Problem source

A goalkeeper stands on the goal-line and kicks the football directly into the wind, at an angle $\alpha$ to the horizontal. The ball has mass $m$ and is kicked with velocity $\mathbf{v}_{0}.$ The wind blows horizontally with constant velocity $\mathbf{w}$ and the air resistance on the ball is $mk$ times its velocity relative to the wind velocity, where $k$ is a positive constant.
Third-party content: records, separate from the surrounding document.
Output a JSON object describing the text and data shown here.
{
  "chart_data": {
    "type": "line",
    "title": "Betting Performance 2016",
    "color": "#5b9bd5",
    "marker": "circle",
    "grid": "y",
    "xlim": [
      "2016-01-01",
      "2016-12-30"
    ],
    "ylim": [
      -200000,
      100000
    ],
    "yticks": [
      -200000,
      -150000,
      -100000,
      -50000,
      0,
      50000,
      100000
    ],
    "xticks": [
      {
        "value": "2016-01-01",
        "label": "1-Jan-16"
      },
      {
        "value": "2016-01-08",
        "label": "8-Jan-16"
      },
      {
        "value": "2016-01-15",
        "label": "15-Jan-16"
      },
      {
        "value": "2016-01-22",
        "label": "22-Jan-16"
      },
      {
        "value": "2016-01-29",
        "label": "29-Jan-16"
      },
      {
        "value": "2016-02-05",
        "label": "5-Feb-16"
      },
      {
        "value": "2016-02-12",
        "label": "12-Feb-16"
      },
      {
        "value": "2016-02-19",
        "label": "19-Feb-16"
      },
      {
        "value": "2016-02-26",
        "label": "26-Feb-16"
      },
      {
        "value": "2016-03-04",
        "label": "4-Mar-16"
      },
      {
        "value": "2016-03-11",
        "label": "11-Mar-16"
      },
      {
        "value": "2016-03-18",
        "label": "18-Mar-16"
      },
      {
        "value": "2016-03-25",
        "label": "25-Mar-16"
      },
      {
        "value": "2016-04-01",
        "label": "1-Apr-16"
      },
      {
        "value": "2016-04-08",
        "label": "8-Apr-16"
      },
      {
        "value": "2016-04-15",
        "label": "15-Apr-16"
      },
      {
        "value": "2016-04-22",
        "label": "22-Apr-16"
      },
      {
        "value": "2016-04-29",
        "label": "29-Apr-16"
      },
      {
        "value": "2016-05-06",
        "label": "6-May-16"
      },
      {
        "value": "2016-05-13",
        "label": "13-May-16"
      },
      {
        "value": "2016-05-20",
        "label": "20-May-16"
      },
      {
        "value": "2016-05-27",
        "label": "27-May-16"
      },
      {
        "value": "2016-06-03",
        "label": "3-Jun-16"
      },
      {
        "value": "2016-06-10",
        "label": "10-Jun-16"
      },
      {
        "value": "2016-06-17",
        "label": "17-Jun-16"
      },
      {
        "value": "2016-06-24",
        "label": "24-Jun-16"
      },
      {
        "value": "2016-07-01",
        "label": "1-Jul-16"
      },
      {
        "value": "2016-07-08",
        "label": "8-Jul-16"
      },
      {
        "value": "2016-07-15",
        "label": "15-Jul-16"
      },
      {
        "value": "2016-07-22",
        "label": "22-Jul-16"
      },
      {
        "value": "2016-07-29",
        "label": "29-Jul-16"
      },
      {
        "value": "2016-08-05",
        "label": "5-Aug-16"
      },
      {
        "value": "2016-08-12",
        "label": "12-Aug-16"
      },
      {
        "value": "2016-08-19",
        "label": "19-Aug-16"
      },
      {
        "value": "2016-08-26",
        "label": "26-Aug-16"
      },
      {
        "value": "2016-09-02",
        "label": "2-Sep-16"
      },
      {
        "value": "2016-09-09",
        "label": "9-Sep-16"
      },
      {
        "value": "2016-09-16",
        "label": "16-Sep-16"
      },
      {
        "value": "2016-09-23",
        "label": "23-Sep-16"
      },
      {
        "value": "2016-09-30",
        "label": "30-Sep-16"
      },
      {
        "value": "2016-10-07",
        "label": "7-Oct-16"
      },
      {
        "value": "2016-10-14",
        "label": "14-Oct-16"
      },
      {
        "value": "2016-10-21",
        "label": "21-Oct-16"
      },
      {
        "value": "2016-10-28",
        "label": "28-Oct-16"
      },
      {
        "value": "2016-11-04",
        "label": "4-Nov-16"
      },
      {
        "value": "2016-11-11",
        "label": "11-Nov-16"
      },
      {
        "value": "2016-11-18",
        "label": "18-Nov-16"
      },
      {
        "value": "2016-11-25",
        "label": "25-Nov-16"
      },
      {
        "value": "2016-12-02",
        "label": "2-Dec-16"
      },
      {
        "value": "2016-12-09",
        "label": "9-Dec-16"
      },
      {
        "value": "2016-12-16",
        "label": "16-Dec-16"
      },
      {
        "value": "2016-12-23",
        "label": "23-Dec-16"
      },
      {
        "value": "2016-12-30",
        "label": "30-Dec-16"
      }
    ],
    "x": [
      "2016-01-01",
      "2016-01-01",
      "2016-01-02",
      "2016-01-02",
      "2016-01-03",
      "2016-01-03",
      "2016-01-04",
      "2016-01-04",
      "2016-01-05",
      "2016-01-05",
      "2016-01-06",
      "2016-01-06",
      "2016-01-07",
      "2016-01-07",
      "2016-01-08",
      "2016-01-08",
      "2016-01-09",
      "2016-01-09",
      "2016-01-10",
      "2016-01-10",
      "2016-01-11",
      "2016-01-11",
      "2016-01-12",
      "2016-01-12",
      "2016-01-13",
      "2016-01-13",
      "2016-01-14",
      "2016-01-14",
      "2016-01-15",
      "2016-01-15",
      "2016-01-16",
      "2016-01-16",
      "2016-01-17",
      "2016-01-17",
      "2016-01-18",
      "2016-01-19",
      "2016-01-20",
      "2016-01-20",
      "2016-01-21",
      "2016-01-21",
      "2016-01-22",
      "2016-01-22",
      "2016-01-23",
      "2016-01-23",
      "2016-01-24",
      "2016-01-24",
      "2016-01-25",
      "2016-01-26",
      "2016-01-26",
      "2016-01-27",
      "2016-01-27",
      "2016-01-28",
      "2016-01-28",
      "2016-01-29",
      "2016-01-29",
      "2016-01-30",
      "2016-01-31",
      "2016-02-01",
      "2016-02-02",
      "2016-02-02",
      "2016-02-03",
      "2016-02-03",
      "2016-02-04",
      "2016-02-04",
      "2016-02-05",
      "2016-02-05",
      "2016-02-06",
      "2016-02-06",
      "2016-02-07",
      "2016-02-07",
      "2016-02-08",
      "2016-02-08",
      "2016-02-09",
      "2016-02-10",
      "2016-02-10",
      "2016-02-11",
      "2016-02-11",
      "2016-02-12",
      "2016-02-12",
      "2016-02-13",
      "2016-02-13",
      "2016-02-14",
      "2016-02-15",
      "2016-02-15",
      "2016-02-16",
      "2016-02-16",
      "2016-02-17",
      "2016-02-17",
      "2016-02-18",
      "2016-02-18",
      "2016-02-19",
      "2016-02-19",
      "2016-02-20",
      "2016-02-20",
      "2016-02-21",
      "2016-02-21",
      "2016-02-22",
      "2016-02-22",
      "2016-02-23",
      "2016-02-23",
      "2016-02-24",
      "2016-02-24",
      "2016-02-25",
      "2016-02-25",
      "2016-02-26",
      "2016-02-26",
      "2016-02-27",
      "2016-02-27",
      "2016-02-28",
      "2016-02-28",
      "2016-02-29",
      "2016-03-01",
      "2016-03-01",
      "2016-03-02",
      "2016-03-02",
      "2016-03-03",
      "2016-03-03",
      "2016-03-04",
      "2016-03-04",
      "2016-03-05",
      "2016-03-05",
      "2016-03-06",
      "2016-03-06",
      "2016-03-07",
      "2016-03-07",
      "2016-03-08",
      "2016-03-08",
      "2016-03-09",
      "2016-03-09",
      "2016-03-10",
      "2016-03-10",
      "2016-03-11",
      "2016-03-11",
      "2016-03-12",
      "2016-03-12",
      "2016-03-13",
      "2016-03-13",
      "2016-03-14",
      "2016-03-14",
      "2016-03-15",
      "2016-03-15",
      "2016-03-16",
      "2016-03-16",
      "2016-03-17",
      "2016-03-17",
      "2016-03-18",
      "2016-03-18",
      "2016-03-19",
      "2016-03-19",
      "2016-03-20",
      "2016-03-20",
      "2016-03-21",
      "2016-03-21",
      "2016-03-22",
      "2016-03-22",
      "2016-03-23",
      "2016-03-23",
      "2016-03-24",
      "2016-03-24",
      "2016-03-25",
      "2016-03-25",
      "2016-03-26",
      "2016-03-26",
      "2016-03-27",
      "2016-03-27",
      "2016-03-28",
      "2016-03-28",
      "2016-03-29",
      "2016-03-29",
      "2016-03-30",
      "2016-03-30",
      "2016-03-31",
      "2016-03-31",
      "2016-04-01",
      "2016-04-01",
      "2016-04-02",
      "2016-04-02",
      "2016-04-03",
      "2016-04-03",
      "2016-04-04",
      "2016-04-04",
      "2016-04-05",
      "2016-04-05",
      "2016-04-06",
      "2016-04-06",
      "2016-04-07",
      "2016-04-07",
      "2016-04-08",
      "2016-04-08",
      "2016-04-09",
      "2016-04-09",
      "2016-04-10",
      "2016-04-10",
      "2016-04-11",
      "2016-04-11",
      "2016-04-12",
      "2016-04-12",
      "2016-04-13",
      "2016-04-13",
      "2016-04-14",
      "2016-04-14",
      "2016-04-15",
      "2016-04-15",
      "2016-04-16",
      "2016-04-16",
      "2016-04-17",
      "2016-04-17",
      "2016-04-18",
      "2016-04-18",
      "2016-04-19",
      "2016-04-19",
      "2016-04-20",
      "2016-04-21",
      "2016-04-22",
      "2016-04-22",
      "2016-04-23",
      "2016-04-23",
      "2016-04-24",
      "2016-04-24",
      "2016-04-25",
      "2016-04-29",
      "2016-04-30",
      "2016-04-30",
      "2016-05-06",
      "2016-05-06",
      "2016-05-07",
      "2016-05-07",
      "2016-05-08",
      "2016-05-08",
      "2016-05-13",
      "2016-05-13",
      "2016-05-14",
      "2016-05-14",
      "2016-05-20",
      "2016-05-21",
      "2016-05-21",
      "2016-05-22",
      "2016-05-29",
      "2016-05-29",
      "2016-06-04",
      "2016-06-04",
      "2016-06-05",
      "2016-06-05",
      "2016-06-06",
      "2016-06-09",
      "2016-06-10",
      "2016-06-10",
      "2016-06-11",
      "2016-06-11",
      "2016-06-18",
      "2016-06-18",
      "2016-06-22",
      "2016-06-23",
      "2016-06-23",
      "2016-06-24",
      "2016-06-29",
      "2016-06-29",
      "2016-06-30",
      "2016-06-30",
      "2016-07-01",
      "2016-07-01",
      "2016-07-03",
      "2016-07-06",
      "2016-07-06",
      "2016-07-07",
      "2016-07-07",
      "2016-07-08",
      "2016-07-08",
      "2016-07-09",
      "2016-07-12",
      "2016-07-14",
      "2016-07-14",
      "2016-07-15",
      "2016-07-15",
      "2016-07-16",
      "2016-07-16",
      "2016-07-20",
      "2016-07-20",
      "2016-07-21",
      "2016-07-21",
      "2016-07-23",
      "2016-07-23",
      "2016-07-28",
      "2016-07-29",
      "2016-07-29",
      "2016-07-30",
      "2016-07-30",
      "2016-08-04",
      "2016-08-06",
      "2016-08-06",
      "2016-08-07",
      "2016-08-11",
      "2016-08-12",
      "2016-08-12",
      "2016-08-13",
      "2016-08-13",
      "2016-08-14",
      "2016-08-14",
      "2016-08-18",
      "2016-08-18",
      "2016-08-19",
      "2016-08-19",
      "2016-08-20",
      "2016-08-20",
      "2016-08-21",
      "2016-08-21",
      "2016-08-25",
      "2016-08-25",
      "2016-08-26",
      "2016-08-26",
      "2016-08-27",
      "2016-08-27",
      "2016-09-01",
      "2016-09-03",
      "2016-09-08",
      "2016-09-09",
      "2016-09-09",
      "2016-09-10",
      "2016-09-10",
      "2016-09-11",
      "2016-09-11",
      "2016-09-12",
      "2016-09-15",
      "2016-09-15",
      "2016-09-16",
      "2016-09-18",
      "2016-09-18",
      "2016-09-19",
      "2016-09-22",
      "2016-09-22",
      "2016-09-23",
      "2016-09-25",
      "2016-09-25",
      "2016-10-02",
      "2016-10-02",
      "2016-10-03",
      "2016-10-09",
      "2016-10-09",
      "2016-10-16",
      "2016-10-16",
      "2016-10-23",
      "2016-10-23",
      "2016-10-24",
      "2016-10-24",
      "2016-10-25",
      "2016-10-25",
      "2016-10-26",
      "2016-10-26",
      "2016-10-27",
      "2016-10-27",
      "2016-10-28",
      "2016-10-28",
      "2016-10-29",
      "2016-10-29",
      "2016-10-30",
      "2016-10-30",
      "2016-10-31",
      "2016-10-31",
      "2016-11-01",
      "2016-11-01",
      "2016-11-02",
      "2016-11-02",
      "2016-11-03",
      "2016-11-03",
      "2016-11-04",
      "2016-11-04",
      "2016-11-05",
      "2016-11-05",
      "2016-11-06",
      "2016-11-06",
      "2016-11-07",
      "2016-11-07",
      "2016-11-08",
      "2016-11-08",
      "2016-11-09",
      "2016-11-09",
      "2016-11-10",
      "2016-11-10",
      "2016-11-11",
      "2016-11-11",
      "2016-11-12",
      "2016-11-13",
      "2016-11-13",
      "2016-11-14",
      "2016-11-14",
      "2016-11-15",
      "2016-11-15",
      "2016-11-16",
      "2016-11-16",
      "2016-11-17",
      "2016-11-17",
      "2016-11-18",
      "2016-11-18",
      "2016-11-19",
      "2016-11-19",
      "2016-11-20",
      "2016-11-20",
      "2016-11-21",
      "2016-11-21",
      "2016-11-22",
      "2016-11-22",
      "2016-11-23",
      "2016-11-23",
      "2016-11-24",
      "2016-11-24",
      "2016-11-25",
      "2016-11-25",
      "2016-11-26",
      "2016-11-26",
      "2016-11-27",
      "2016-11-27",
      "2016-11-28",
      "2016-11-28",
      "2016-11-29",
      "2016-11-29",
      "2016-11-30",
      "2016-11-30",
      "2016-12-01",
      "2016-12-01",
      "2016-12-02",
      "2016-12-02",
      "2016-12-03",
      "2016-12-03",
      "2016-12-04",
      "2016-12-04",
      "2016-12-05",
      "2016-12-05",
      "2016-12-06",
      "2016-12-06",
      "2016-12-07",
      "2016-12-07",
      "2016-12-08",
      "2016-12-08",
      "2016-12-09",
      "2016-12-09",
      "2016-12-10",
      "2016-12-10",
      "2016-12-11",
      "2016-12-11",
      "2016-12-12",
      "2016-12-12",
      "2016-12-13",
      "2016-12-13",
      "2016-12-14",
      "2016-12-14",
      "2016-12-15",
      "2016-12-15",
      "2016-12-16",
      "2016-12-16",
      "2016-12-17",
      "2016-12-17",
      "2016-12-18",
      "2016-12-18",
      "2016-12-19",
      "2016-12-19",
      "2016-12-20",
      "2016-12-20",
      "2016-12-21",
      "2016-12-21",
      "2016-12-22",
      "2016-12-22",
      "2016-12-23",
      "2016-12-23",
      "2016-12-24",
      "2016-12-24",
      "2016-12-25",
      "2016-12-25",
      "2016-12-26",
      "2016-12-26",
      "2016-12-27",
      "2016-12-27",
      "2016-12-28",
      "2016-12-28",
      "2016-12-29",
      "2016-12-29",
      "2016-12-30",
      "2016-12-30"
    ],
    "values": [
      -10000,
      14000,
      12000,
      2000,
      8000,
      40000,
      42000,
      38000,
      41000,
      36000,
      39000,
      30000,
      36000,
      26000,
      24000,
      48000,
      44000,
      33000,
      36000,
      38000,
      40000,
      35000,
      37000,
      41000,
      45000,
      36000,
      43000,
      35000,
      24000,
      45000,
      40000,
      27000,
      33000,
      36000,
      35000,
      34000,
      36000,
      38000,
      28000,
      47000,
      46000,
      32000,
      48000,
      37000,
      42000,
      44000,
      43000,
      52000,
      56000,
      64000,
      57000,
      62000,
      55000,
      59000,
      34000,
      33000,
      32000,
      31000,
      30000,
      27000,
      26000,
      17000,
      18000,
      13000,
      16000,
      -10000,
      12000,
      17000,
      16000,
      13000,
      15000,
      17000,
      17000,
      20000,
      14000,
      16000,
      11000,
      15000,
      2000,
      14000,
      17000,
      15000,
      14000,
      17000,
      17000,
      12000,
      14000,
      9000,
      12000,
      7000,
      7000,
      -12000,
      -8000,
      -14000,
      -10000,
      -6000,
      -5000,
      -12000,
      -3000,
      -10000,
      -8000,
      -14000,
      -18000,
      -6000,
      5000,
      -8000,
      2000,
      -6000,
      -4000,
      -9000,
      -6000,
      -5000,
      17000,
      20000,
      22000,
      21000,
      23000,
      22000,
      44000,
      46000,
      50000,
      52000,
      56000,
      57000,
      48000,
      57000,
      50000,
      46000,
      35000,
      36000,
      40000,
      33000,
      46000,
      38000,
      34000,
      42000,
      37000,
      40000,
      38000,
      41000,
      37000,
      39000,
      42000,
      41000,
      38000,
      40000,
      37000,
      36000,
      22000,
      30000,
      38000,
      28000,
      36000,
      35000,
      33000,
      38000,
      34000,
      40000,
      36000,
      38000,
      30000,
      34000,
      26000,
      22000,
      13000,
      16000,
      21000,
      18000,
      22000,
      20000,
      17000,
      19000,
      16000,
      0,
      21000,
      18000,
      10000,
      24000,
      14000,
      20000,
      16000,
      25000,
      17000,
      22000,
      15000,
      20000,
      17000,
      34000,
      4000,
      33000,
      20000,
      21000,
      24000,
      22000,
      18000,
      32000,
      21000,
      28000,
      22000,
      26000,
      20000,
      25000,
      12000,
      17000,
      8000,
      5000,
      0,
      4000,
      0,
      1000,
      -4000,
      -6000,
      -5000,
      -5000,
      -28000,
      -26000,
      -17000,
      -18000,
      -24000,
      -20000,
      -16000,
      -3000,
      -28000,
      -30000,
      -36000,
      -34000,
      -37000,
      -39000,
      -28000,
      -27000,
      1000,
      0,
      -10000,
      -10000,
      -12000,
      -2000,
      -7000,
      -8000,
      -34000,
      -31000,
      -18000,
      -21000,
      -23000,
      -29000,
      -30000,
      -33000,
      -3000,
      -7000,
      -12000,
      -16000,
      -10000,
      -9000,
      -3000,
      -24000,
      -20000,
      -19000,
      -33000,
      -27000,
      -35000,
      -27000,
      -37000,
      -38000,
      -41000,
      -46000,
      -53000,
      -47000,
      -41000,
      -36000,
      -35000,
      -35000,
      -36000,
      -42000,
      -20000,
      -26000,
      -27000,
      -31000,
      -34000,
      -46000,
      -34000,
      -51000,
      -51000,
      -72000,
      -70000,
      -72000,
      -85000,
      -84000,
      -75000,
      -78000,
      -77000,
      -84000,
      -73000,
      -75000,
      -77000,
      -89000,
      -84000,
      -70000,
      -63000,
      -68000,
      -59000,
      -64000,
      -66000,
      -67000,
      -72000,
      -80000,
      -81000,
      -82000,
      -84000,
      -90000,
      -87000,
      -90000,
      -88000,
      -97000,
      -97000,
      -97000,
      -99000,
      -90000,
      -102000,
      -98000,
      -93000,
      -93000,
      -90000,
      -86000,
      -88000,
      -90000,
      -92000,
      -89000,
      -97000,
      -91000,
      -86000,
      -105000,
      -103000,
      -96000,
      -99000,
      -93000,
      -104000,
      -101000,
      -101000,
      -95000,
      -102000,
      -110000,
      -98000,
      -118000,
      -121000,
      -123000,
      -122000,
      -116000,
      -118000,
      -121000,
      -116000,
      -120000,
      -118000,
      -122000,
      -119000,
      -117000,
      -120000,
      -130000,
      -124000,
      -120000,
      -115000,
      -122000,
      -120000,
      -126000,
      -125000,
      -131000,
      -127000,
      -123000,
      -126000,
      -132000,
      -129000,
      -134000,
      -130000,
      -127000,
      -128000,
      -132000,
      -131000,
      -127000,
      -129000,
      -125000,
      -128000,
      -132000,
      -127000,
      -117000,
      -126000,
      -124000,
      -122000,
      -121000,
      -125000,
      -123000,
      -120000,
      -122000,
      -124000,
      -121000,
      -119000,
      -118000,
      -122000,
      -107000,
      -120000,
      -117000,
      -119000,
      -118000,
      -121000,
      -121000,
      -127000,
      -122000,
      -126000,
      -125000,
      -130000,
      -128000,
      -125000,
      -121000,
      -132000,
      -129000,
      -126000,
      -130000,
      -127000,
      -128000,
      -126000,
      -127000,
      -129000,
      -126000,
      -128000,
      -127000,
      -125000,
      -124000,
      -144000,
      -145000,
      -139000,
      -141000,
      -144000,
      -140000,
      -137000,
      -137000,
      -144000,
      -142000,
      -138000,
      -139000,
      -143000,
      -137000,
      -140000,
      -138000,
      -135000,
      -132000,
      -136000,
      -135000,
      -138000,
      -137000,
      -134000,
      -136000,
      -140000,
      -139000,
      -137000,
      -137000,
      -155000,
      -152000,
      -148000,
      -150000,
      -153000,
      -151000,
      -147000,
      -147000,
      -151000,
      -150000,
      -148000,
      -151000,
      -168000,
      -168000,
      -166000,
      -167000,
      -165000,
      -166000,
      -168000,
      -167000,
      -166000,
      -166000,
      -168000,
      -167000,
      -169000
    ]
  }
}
Show that the equation of motion of the ball can be written in the form 
\[
\frac{\mathrm{d}\mathbf{v}}{\mathrm{d}t}+k\mathbf{v}=\mathbf{g}+k\mathbf{w},
\]
where $\mathbf{v}$ is the ball's velocity relative to the ground, and $\mathbf{g}$ is the acceleration due to gravity. 
By writing down horizontal and vertical equations of motion for the ball, or otherwise, find its position at time $t$ after it was kicked. 
On the assumption that the goalkeeper moves out of the way, show that if $\tan\alpha=\left|\mathbf{g}\right|/(k\left|\mathbf{w}\right|),$ then the goalkeeper scores an own goal.

Solution source

Applying $\mathbf{F} = m\mathbf{a} = m \frac{\d \mathbf{v}}{dt}$ we have:

\begin{align*}
&& m \frac{\d \mathbf{v}}{d t} &= m\mathbf{g} - mk(\mathbf{v} - \mathbf{w}) \\
\Rightarrow && \frac{\d \mathbf{v}}{d t} +k \mathbf{v} &= \mathbf{g} + k \mathbf{w} \\
\\
\Rightarrow && e^{k t} \l  \frac{\d \mathbf{v}}{d t} +k \mathbf{v}  \r &= e^{kt} ( \mathbf{g} + k \mathbf{w}) \\
\Rightarrow && \frac{\d}{\d t} \l e^{kt} \mathbf{v} \r &= e^{kt}( \mathbf{g} + k \mathbf{w})  \\
\Rightarrow && e^{kt} \mathbf{v} &= \frac{1}ke^{kt}( \mathbf{g} + k \mathbf{w}) + c \\
\Rightarrow && \mathbf{v}_0 &= \frac{1}{k} ( \mathbf{g} + k \mathbf{w})+c \\
\Rightarrow && \mathbf{v} &= e^{-kt} \l \mathbf{v_0} - \frac{1}{k}\mathbf{g} - \mathbf{w} \r + \frac{1}{k} \mathbf{g} + \mathbf{w} \\
\Rightarrow && \mathbf{x} &=  -\frac{1}{k}e^{-kt} \l \mathbf{v_0} - \frac{1}{k}\mathbf{g} - \mathbf{w} \r + \frac{1}{k} \mathbf{g}t + \mathbf{w}t+C \\
\Rightarrow && \mathbf{0} &=  -\frac{1}{k} \l \mathbf{v_0} - \frac{1}{k}\mathbf{g} - \mathbf{w} \r + C \\
\Rightarrow && \mathbf{x} &= \frac1{k}\l 1- e^{-kt} \r\l \mathbf{v_0} - \frac{1}{k}\mathbf{g} - \mathbf{w} \r + \frac{1}{k} \mathbf{g}t + \mathbf{w}t
\end{align*}

Position at time $t$ is:

\begin{align*}
&& x_x &= \frac1{k} ( 1-e^{-kt})(u_x - w)+wt \\
&& x_y &= \frac1{k} ( 1-e^{-kt})(u_x \frac{g}{kw} - \frac{g}{k})+\frac{1}{k}gt \\
&&&= \frac{g}{kw} \left ( ( 1-e^{-kt})(u_x  - w)+wt \right) \\
&&&= \frac{g}{kw} x_x
\end{align*}

Therefore if $x_x$ is ever $0$ then $x_y$ will also be zero. But the ball must eventually hit the ground, and when it does, it will be in the process of scoring an own goal.